Our aim was to construct predictive models to estimate the risk of long-term end-organ complications and death in patients with type 2 diabetes (T2DM) and obesity who are considering bariatric surgery.
On a cohort of 288,692 patients with T2DM in the Cleveland Clinic Health System between 2004-2017, 2287 patients with obesity (BMI ≥30 kg/m2) who underwent bariatric surgery were matched 1:5 resulting in 11435 control patients based on the index date, age, gender, BMI, site, insulin use, and presence of diabetes complications with follow-up through December 2018. Multivariable time-to-event models were built and internally validated using 5-fold cross-validation to predict the 7-year risk for 5 outcomes of interest.
The prediction tools demonstrated the following discrimination ability based on the cross-validated time-dependent area under the curve (1=perfect discrimination, 0.5=coin flip) averaged over the years 5-7 for the 5 outcomes in the surgical and control groups respectively: all-cause mortality (0.77 and 0.78), coronary artery disease (0.66 and 0.69), cerebrovascular event (0.72 and 0.61), heart failure (0.79 and 0.78), and nephropathy (0.80 and 0.81).
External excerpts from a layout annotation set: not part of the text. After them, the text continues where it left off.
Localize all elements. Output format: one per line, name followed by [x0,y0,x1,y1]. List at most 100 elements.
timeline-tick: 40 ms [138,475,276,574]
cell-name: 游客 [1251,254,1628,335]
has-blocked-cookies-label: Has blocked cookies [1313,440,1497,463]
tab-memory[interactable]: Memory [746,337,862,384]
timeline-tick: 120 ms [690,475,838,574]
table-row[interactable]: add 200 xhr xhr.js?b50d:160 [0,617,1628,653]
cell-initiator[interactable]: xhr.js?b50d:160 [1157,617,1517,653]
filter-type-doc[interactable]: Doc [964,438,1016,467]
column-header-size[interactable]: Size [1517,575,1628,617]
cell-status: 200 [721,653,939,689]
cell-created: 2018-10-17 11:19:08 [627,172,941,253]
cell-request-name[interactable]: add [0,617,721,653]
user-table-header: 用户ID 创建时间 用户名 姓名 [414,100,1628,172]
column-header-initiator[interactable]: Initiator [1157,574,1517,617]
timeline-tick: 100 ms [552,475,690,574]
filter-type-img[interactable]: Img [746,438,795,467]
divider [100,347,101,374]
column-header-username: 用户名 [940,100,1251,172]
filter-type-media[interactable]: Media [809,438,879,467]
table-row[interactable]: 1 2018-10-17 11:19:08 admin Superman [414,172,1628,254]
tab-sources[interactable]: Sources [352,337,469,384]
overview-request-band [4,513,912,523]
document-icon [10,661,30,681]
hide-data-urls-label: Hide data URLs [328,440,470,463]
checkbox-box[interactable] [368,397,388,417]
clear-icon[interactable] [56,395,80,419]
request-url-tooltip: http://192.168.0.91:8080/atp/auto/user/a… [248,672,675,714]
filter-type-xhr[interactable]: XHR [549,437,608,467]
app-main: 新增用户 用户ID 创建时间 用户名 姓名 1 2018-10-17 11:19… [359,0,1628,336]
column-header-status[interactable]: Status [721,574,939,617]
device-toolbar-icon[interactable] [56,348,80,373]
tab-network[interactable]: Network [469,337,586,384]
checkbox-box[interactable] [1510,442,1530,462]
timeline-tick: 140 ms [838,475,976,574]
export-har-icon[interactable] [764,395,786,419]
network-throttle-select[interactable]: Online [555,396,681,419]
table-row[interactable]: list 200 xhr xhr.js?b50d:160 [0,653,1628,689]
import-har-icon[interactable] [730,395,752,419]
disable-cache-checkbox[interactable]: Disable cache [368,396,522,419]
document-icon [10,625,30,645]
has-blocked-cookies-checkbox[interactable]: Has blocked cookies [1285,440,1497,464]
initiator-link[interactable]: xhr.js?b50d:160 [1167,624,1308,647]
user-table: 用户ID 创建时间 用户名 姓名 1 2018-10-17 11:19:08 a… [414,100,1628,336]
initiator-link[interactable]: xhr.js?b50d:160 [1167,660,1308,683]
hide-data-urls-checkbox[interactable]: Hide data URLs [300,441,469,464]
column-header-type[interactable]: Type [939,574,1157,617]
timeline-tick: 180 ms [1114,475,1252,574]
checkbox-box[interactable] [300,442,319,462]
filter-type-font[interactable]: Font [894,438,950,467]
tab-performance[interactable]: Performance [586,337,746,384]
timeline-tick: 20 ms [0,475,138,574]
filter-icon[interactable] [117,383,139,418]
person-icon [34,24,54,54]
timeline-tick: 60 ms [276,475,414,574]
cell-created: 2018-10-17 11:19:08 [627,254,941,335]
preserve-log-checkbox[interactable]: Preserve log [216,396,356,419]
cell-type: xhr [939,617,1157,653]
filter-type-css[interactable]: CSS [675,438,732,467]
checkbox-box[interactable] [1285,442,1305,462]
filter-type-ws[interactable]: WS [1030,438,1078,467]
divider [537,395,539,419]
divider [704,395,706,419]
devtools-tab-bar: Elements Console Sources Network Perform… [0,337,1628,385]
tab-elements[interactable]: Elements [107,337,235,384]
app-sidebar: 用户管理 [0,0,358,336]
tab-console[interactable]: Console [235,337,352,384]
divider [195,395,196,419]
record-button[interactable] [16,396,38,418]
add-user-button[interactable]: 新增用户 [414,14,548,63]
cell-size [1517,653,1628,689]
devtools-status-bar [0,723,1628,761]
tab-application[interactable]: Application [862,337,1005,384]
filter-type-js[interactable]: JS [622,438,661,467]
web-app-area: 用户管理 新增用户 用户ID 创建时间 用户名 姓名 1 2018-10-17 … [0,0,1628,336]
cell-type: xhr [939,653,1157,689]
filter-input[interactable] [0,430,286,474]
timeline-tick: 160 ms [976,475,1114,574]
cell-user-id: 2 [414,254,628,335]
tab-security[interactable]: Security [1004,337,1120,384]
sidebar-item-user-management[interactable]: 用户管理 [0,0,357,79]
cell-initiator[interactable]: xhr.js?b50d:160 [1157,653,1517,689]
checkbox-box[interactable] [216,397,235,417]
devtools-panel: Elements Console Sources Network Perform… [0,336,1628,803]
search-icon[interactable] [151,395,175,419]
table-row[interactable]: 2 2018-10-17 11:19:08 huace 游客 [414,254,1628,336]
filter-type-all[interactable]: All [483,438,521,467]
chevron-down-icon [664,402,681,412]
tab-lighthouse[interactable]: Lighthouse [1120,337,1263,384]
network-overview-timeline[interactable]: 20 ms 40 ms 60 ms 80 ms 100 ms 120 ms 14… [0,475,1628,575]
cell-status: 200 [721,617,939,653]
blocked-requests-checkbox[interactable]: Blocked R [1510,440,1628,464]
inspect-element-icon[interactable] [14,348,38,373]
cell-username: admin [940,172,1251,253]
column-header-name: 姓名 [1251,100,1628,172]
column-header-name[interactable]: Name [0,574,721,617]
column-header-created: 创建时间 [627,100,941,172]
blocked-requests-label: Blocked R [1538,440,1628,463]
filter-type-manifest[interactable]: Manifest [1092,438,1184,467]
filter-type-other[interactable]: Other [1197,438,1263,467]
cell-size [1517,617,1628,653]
The Individualized Diabetes Complications (IDC) Risk Scores were integrated into user-friendly web and smartphone applications for clinical use. When a patient’s data is entered into the application, it calculates the 7-year morbidity and mortality rates with and without undergoing bariatric surgery.
The IDC Risk Scores can provide a strong evidence-based message for patients about their future health outcomes, based on their current status of obesity, T2DM, and metabolic disease with and without having bariatric surgery.